KÜNSTLERBettina Graber

Bettina Graber ist 1976 im fränkischen Dettelbach geboren. Nach einer Ausbildung als Keramikergestalterin besucht sie seit 2003 die Akademie der Bildenden Künste in Nürnberg. Mit verschiedenen Materialien, insbesondere mit Interventionen durch Fäden, erstellt sie raumbezogene Inszenierungen. Sie lebt und arbeitet in Vorra im Nürnberger Land.

Zwei wesentlich Motive bzw. Materialien fallen in Bettina Grabers Arbeiten wiederholt auf: Architekturmotive und Fäden.
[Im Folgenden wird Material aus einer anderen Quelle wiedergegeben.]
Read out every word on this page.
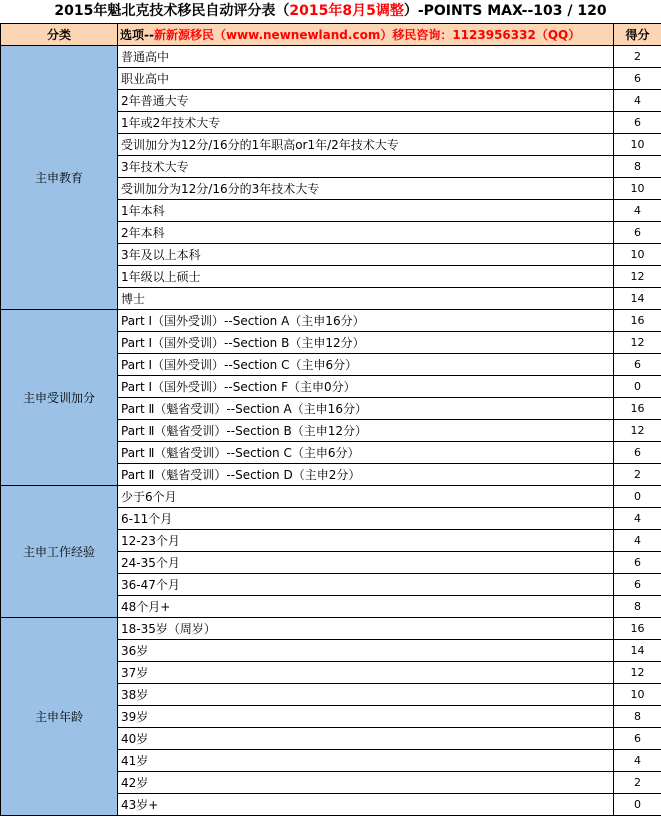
2015年魁北克技术移民自动评分表（2015年8月5调整）-POINTS MAX--103 / 120
分类	选项--新新源移民（www.newnewland.com）移民咨询：1123956332（QQ）	得分
主申教育	普通高中	2
	职业高中	6
	2年普通大专	4
	1年或2年技术大专	6
	受训加分为12分/16分的1年职高or1年/2年技术大专	10
	3年技术大专	8
	受训加分为12分/16分的3年技术大专	10
	1年本科	4
	2年本科	6
	3年及以上本科	10
	1年级以上硕士	12
	博士	14
主申受训加分	Part Ⅰ（国外受训）--Section A（主申16分）	16
	Part Ⅰ（国外受训）--Section B（主申12分）	12
	Part Ⅰ（国外受训）--Section C（主申6分）	6
	Part Ⅰ（国外受训）--Section F（主申0分）	0
	Part Ⅱ（魁省受训）--Section A（主申16分）	16
	Part Ⅱ（魁省受训）--Section B（主申12分）	12
	Part Ⅱ（魁省受训）--Section C（主申6分）	6
	Part Ⅱ（魁省受训）--Section D（主申2分）	2
主申工作经验	少于6个月	0
	6-11个月	4
	12-23个月	4
	24-35个月	6
	36-47个月	6
	48个月+	8
主申年龄	18-35岁（周岁）	16
	36岁	14
	37岁	12
	38岁	10
	39岁	8
	40岁	6
	41岁	4
	42岁	2
	43岁+	0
Diese verarbeitet sie zu einer transparent und schwebend leichten Interpretation der räumlichen Situation im Verkaufsraum von Oberasbach. Stich für Stich erarbeitet sich die Nadel einen imaginären Weg auf Architekturpläne, über Raumgrundrisse und Treppen hinweg, als wolle sie seelische Landschaften erschließen. Deren Modellhaftigkeit wird so gänzlich aufgebrochen. Stattdessen erscheint auf dem durchscheinenden Papier eine Zeichnung, die die ebene Geometrie der Pläne in eine Räumlichkeit umwandelt, in der die vermeintlich uneinsehbare Rückseite sichtbare Vollständigkeit beschwört. Die Grenzen des Kunstprojektes sind im Bezug zum umgebenden Raum so unklar, dass zwischen beiden eine Kommunikation entsteht, die ausgesprochen vital und geheimnisvoll ist.

In der Münchner Ausstellung ‘Wunschbilder’ (5. Febr. – 27. April 2009) präsentiert sie mehrere Objektgruppen kleineren Formates, die auch von Bettina Grabers stets lebendiger und grenzgängerischer Seele als Keramikerin zeugen. Da sind zum einen – extra für Spitzbart produzierte – Treppenketten aus Keramik. Zum anderen wissen einige Arbeiten von Wünschen zu erzählen. Auf den Vorderseiten keramischer Quader, die in einem komplizierten konstruktiven Verfahren zu schweren und ganz stabilen Bildträgern geformt sind, befinden sich in einem lithografischen Verfahren aufgebrachte und mit einem seidig-matten UV-Lack geschützte Szenen, die von Fotografien stammen, wie sie wohl in fast jeder Familie verbreitet sind. Sie erzählen nicht nur retrospektiv von vergangenen Zeiten, sondern auch vom Sehnen nach diesen im Bild festgehaltenen, glücklichen Momenten, die man mit einem Hund, mit Freundinnen oder im Urlaub am Meer verbrachte. Sie erzählen von dem Wunsch diese Momente und Gefühle lebendig zu erhalten. Außerdem stammen von Bettina Graber auch Geweihe mit Häkelschonern. Sie sind Teile einer größeren Serie von Häkelobjekten, zu denen auch umhäkelte Pistolen und Panzer gehören. Ein gewisse Doppelbödigkeit ist hier ganz offenbar. Das Geweih als Kitschikone ist sehr verbreitet und mit einem gewissen undifferenzierten, nostalgisch-herzigem Sentiment verbunden. Gehäkelte Überzüge, wie wir sie von Häkelhäubchen für Klopapierrolle im Rückfenster von Autos kennen, sieht man nicht mehr so häufig, doch hängt ihnen in unserer Erinnerung ein gewisser miefigen Geschmack an. Dennoch: Eingestricktes und Eingehäkeltes gab es schon wiederholt im Werk Bildender Künstler und inzwischen es dieser Trend im Design angekommen, wie man der letzten ElleDecoration entnehmen kann, wo auch eine Kitschikone, nämlich die Kuckucksuhr, eingehäkelt zu sehen ist. Nun ist ja schon der Wert solcher Kitschikonen schwer verständlich und nicht so einfach auszuloten. Was passiert aber mit den Betrachtern, wenn sie vor solchen Objekten vor Rührung fast feuchte Augen bekommen? Ist dies nicht ein Reflex, der unseren Wunsch nach Schutz und Geborgenheit, nach Heimat, nach Harmonie mit der Natur, nach der Bändigung der mörderischen Kraft des Menschen spiegelt?